Sensormation Inc. of North Miami Beach, Fla., sells a 22mm sensor to identify spot color. Its customers include a textile manufacturer that makes carpeting in 50 subcolors of beige. “Human interface couldn’t pick out the difference,” says account executive Steven Kuller. Sensormation’s client wanted to know when the run of one beige ended so it could make a cut or check the change in hue being run.

“Some companies have proprietary colors. They can ‘teach’ the sensor that this is the color; anything that falls outside of these parameters is wrong,” Kuller says. “Business owners should ask themselves if they are failing at human interface and don’t have time to have somebody sit there matching colors or if color shifts are too subtle that human eyes can’t pick it up. They need a color sensor.”

In April 2008, Konica Minolta Sensing Americas Inc. introduced a portable spectrophotometer that communicates through Bluetooth. Instead of storing samples on the instrument and going back to the lab/print shop and uploading data, the spectrophotometer automatically routes to color management software. The Ramsey, N.J.-based company also sells colorimeters, software that compares target colors to samples and yields a pass/fail result, and software that characterizes dyes and creates a formula to match a standard color.

Nazdar developed a software program called CATZper (Color Approval and Tolerancing by Perception) that quickly produces a grid based on color values input into the computer. “I can give you 120 colors on your fabric with the machine I am going to print with and you pick the color,” Ridge explains.

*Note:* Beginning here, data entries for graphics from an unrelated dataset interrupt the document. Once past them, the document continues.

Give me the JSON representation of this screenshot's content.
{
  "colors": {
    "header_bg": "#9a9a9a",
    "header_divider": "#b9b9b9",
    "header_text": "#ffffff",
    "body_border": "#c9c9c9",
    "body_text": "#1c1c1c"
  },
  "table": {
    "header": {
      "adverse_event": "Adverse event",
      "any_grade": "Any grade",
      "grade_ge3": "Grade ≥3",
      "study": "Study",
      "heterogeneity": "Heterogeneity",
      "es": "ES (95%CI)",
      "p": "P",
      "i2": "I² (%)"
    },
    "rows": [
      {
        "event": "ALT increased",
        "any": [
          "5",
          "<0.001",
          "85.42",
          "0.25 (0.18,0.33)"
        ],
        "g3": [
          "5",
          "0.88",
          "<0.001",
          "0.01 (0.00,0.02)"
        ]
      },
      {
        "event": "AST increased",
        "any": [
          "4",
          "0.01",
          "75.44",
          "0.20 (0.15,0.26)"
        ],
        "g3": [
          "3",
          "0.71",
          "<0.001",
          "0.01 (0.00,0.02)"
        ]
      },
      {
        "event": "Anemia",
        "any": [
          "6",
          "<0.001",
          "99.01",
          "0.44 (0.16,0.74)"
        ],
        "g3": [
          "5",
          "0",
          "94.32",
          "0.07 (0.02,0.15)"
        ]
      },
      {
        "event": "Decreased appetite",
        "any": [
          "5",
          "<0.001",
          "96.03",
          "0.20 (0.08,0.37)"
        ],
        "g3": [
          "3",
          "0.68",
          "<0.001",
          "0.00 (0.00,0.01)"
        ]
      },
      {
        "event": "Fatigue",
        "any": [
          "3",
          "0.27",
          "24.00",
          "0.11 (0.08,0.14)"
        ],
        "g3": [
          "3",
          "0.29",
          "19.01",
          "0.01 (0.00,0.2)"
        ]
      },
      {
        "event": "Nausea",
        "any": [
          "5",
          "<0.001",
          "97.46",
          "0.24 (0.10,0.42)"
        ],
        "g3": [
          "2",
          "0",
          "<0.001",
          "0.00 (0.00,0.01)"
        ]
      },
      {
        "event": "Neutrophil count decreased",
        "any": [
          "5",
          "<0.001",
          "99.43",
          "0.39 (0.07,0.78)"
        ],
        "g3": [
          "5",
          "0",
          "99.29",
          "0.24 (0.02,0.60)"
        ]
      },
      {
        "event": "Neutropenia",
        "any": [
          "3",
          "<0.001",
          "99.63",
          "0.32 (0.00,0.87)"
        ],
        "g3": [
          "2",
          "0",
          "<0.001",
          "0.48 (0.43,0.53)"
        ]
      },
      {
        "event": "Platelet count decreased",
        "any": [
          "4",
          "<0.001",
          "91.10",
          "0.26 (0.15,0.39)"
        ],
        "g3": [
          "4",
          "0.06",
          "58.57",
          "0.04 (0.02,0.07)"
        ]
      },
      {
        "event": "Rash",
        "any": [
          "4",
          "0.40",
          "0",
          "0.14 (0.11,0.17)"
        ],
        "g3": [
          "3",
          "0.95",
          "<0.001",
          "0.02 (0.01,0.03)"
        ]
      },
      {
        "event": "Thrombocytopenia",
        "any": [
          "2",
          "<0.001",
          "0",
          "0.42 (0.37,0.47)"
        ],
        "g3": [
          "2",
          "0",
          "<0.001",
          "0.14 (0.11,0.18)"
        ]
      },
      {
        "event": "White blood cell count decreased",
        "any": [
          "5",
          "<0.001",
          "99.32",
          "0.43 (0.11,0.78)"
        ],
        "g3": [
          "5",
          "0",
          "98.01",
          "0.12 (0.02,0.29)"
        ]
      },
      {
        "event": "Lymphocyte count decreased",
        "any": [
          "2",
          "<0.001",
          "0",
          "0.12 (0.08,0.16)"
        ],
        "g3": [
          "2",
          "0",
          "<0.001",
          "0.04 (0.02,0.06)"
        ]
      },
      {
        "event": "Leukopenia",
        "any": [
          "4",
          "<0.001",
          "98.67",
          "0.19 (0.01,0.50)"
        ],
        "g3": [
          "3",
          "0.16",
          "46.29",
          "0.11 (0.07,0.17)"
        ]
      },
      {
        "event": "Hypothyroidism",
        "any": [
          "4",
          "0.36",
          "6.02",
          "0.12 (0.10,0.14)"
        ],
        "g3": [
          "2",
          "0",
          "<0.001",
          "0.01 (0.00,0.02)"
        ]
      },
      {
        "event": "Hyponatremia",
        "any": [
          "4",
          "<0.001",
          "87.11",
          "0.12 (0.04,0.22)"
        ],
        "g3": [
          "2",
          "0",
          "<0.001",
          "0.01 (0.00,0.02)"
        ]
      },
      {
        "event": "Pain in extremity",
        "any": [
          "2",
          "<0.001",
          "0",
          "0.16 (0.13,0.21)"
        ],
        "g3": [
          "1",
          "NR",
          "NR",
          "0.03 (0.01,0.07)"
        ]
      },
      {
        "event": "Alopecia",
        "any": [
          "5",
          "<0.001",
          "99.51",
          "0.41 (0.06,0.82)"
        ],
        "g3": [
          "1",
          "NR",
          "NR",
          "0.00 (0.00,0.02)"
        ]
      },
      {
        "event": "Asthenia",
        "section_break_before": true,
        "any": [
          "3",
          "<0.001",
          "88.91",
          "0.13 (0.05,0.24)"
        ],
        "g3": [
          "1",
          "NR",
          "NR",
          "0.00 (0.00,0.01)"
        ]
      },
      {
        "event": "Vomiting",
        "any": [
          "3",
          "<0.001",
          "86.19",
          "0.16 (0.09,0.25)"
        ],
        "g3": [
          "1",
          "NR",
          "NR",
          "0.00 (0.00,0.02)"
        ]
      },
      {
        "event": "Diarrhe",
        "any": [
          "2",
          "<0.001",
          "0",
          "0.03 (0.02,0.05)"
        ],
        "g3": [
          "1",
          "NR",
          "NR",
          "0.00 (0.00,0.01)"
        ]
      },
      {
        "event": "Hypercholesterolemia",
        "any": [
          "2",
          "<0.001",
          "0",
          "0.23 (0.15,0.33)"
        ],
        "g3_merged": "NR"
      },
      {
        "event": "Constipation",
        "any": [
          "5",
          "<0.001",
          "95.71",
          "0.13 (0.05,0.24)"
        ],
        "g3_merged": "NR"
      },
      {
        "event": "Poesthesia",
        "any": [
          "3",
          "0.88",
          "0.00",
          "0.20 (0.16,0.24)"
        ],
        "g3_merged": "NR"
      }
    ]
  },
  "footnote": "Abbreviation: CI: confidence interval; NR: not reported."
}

With state-of-the-art advances, expect even greater potential from color management tools. “We’ve got new products that allow you to use far fewer points to characterize a printer or supply,” Lianza says. “There’s a lot more intelligence built into the algorithms. This allows color management to not be so tedious.”

“It’s quite automatic and intuitive,” Elliott adds. “It’s no longer a big, technologically scary beast.”

X-Rite offers several software tools that do everything from providing color recipes to determining which rolls of fabric can be shipped or sewn together.

“If you are making a tent, you don’t care if it’s the first and the 50th,” Laidlaw says. But, she adds, “You don’t want two different panels to have an objectionable shade difference.” A software program called SLI-Taper plots colors on a graph to indicate a graduated sequence to determine which fabric rolls can be cut and sewn together. “It saves cost and leads to higher yield of first-quality product,” Laidlaw says.

As paint-maker Sherwin-Williams says, “Color is a language.” And that is probably the best succinct explanation of why getting it right is important.

Janice Kleinschmidt is a freelance writer based in Palm Springs, Calif.